Taiwan is officially part of the Republic of China, but it has been independently governed since 1949. The nation of China has declared a “One China” policy and has made it clear that Taiwan is not independent officially, but it is a part of China. 

There was a survey done in 2021 by the National Chengchi University in Taiwan, it found that a majority of Taiwanese people believed that they were “exclusively Taiwanese.” In fact, 62% of those who responded indicated this, and only 32% said that they considered themselves both Taiwanese and Chinese. 

China has continually provoked Taiwan over the years and the pace has increased since the election of Taiwan’s President Tsai Ing-wen.
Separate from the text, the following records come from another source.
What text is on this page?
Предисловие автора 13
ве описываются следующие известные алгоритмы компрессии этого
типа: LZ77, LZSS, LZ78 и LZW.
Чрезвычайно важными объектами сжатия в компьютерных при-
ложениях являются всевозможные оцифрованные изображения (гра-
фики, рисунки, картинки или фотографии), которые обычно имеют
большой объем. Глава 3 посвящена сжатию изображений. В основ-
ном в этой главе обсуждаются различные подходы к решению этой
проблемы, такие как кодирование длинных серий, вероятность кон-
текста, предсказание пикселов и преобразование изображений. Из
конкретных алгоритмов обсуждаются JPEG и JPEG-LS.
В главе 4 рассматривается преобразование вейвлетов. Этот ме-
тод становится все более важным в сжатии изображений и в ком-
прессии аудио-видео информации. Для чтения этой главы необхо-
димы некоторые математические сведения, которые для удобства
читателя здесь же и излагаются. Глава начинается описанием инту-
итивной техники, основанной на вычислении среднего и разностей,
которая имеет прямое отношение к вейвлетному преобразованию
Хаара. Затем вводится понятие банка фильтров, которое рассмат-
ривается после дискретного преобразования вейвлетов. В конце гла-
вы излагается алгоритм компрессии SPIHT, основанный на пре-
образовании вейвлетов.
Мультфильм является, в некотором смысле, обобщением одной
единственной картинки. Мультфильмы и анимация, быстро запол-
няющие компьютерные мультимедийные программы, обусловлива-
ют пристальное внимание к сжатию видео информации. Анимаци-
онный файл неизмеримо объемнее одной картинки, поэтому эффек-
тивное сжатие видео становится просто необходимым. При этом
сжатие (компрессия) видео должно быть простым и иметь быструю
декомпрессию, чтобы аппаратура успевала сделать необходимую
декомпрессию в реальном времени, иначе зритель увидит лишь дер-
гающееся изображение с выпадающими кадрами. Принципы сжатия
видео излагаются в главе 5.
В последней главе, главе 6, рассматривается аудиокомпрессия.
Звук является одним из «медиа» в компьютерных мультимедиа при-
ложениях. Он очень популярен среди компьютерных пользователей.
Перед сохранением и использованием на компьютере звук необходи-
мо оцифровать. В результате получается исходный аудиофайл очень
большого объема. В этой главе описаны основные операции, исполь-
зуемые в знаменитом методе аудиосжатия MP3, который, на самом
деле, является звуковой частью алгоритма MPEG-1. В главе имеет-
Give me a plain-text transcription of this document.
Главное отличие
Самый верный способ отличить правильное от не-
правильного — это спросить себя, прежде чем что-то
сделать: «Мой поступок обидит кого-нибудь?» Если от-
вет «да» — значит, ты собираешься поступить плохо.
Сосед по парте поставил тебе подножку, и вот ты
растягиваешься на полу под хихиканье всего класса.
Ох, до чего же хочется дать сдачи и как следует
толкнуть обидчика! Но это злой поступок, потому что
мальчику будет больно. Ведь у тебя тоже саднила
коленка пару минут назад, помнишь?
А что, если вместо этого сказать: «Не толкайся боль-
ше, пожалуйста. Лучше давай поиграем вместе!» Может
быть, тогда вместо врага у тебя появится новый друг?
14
His Democratic Progressive Party favors independence from China. 

Recently House Speaker Nancy Pelosi (D-CA) made a trip to Taiwan and that caused China to make a number of aggressive moves including sending Chinese planes and ships in and around the Taiwan Strait and into the air defense zone of Taiwan. 

The American Department of State has declared that they oppose “any unilateral changes to the status quo from either side.” They also noted that the U.S. does not support independence for Taiwan, expecting “differences to be resolved by peaceful means.” 

Former Secretary of State Condoleeza Rice and former Secretary of Defense James Mattis spoke together early last week with Secretary of State Antony Blinken. They said, “there has been a change in approach from Beijing toward Taiwan in recent years.” Blinken continued, saying China is “pursuing unification on a much faster timeline.” 

President Biden reported last month in a “60 Minutes” interview that if “there was an unprecedented attack,” U.S. forces would defend Taiwan. But that statement was later contradicted by the White House.